At large scale, the volume of operations (key publications) from multiple SEs causes Redis timeouts during entry creation.
Root Cause:
Each persistence entry must be synced between SEs via the Controller's Redis-based key-value (KV) store.
Redis keys are stored for only 60 seconds by default. In high-connection scenarios some keys expire before peers can read them.
Missed entries are only reconciled during a periodic resync, which by default happens at half the persistence timeout (e.g., 15 minutes if persistent timeout is 30 mins).
These resync bursts add further Redis load, possibly leading to repeated timeouts and stale state between SEs.
Impact:
Persistence entries may remain unsynchronized between SEs for extended durations (up to the next resync interval), affecting traffic stickiness and session continuity.
To identify if persistence entries are not syncing properly:
SSH into the Avi Controller.
Run the following command:
> show pool <pool-name> internal
In this output look for these two counters for each ServiceEngine:
| num_redis_recvd | 0 |
| num_redis_sent_dp | 0 |
num_redis_recvd should be around same in all SEs for that particular pool.

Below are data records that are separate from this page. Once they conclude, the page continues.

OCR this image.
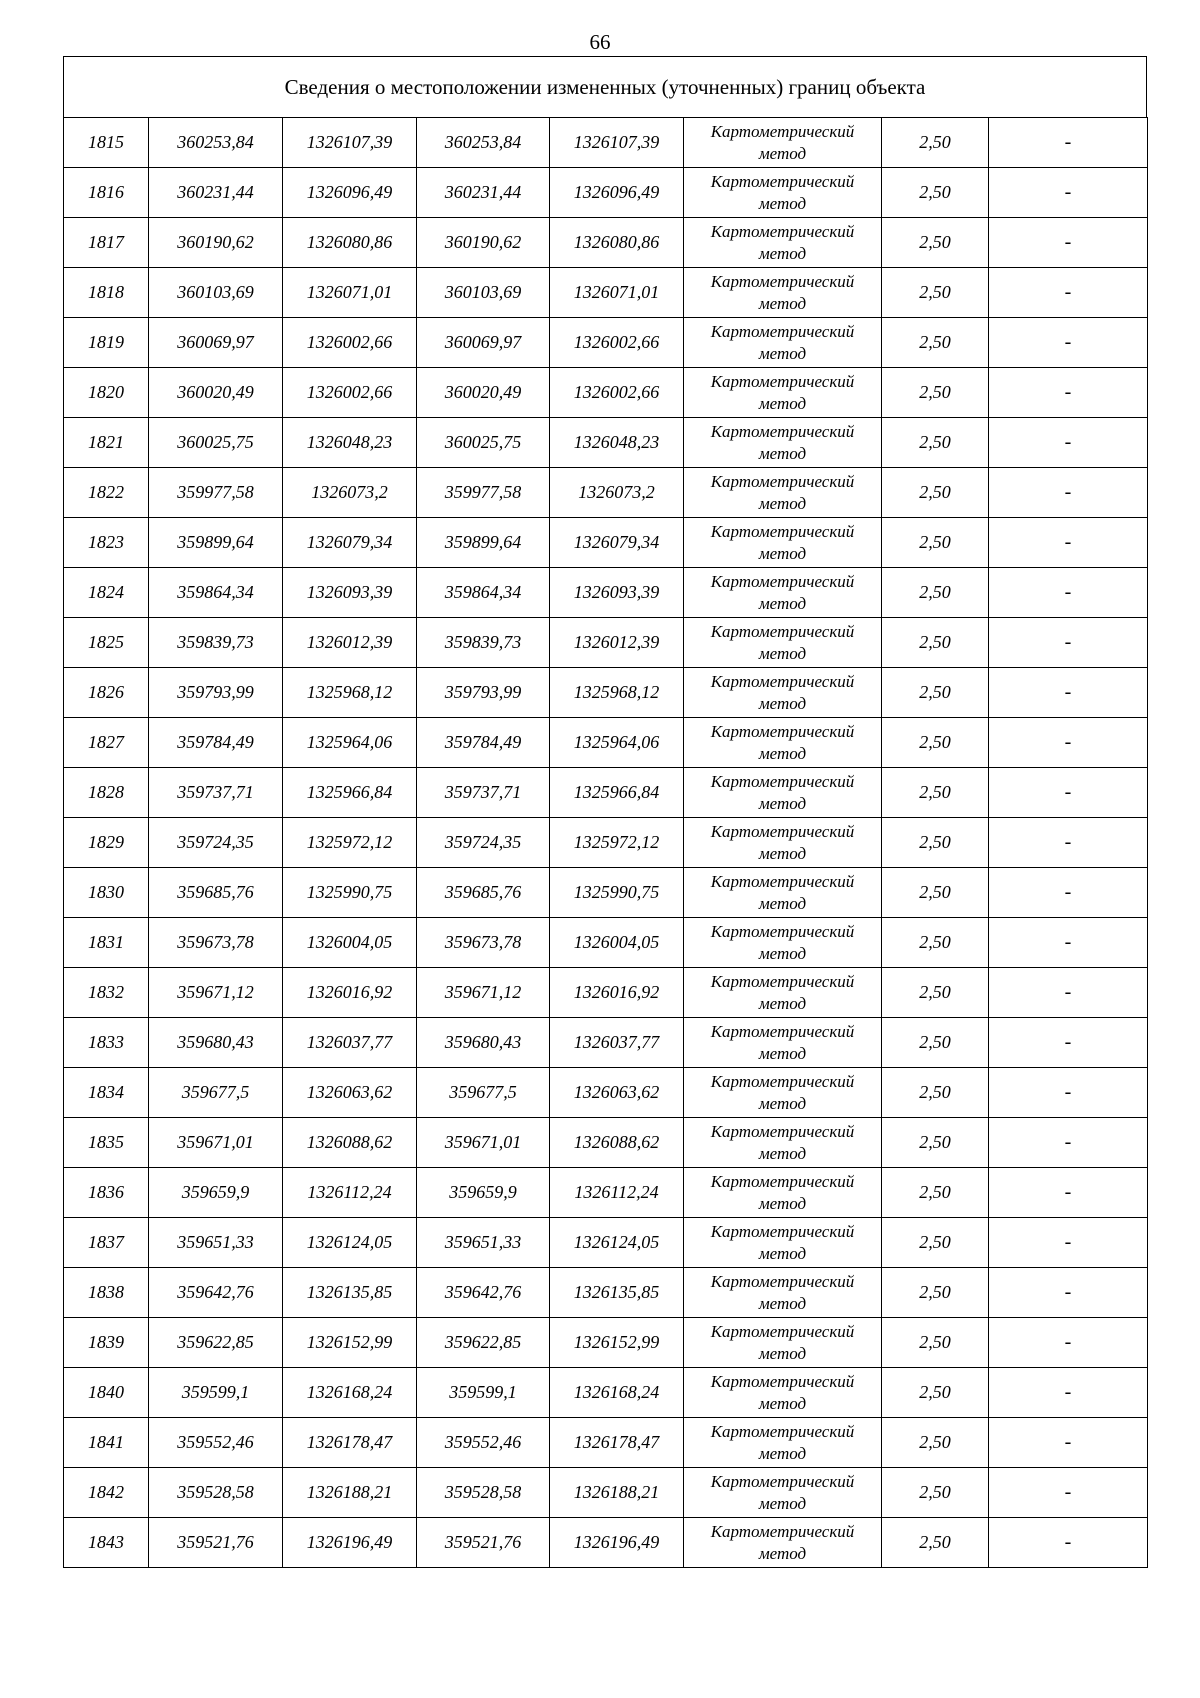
66
Сведения о местоположении измененных (уточненных) границ объекта
1815	360253,84	1326107,39	360253,84	1326107,39	Картометрический
метод	2,50	-
1816	360231,44	1326096,49	360231,44	1326096,49	Картометрический
метод	2,50	-
1817	360190,62	1326080,86	360190,62	1326080,86	Картометрический
метод	2,50	-
1818	360103,69	1326071,01	360103,69	1326071,01	Картометрический
метод	2,50	-
1819	360069,97	1326002,66	360069,97	1326002,66	Картометрический
метод	2,50	-
1820	360020,49	1326002,66	360020,49	1326002,66	Картометрический
метод	2,50	-
1821	360025,75	1326048,23	360025,75	1326048,23	Картометрический
метод	2,50	-
1822	359977,58	1326073,2	359977,58	1326073,2	Картометрический
метод	2,50	-
1823	359899,64	1326079,34	359899,64	1326079,34	Картометрический
метод	2,50	-
1824	359864,34	1326093,39	359864,34	1326093,39	Картометрический
метод	2,50	-
1825	359839,73	1326012,39	359839,73	1326012,39	Картометрический
метод	2,50	-
1826	359793,99	1325968,12	359793,99	1325968,12	Картометрический
метод	2,50	-
1827	359784,49	1325964,06	359784,49	1325964,06	Картометрический
метод	2,50	-
1828	359737,71	1325966,84	359737,71	1325966,84	Картометрический
метод	2,50	-
1829	359724,35	1325972,12	359724,35	1325972,12	Картометрический
метод	2,50	-
1830	359685,76	1325990,75	359685,76	1325990,75	Картометрический
метод	2,50	-
1831	359673,78	1326004,05	359673,78	1326004,05	Картометрический
метод	2,50	-
1832	359671,12	1326016,92	359671,12	1326016,92	Картометрический
метод	2,50	-
1833	359680,43	1326037,77	359680,43	1326037,77	Картометрический
метод	2,50	-
1834	359677,5	1326063,62	359677,5	1326063,62	Картометрический
метод	2,50	-
1835	359671,01	1326088,62	359671,01	1326088,62	Картометрический
метод	2,50	-
1836	359659,9	1326112,24	359659,9	1326112,24	Картометрический
метод	2,50	-
1837	359651,33	1326124,05	359651,33	1326124,05	Картометрический
метод	2,50	-
1838	359642,76	1326135,85	359642,76	1326135,85	Картометрический
метод	2,50	-
1839	359622,85	1326152,99	359622,85	1326152,99	Картометрический
метод	2,50	-
1840	359599,1	1326168,24	359599,1	1326168,24	Картометрический
метод	2,50	-
1841	359552,46	1326178,47	359552,46	1326178,47	Картометрический
метод	2,50	-
1842	359528,58	1326188,21	359528,58	1326188,21	Картометрический
метод	2,50	-
1843	359521,76	1326196,49	359521,76	1326196,49	Картометрический
метод	2,50	-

If there is lot of difference of these counters then it means some entries are missing.
num_redis_recvd on 1 SE should be around the same value as summation of num_redis_sent_dp from all SEs.
This issue is Fixed in newer release i.e 30.2.4,31.1.2 wherein two new configuration knobs within SE group are introduced to improve sync behavior and Redis reliability:
sdb_key_timeout
Purpose: Controls how long the Controller Redis server holds keys before expiring.
Range: 60-600 seconds (default: 60s)
persistence_update_interval
Purpose: Defines how often refreshed persistence entries are synced to peer SEs.
Range: 1-30 minutes (default behavior: persistence timeout/2)
For large-scale environments with many VSes using Client IP or App Cookie Persistence with long timeouts:
sdb_key_timeout = 3 minutes
persistence_update_interval = 3 minutes
These settings reduce sync delays and help maintain session persistence across SEs even at scale.